Extract data from MongoDB with Sqoop to write on HDFS?


I am concerning about extracting data from MongoDB where my application transact most of the data from MongoDB.

I have worked on sqoop to extract data and found RDBMS gel up with HDFS via sqoop. However, no clear direction found to extract data from NoSQL DB with sqoop to dump it over HDFS for big chunk of data processing? Please share your suggestions and investigations.

I have extracted static information and data transactions from MySQL. Simply, used sqoop to store data in HDFS and processed the data. Now, I have some live transactions of 1million unique emailIDs per day which data modelled into MongoDB. I need to move data from mongoDB to HDFS for processing/ETL. How can I achieve this goal using Sqoop. I know I can schedule my task but what should be the best approach to take out data from mongoDB via sqoop.
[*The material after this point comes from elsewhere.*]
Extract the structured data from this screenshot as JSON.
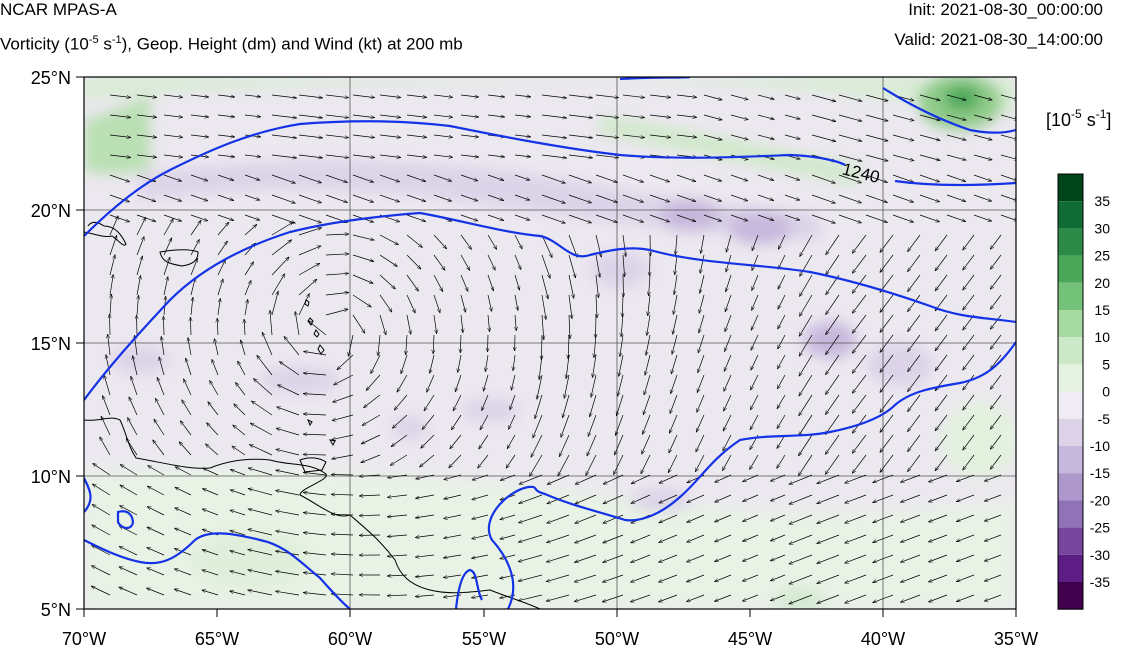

Consider 5DN cluster with 2TB size. Data size varies from 1GB ~ 2GB in peak hours.


Answers:


Sqoop is applied to import data only from relational databases. There are other ways to get data from mongo to Hadoop.

eg: https://docs.mongodb.com/ecosystem/tools/hadoop/

Or else you can use any data flow management tools like Nifi or Streamsets and get data from mongo in realtime.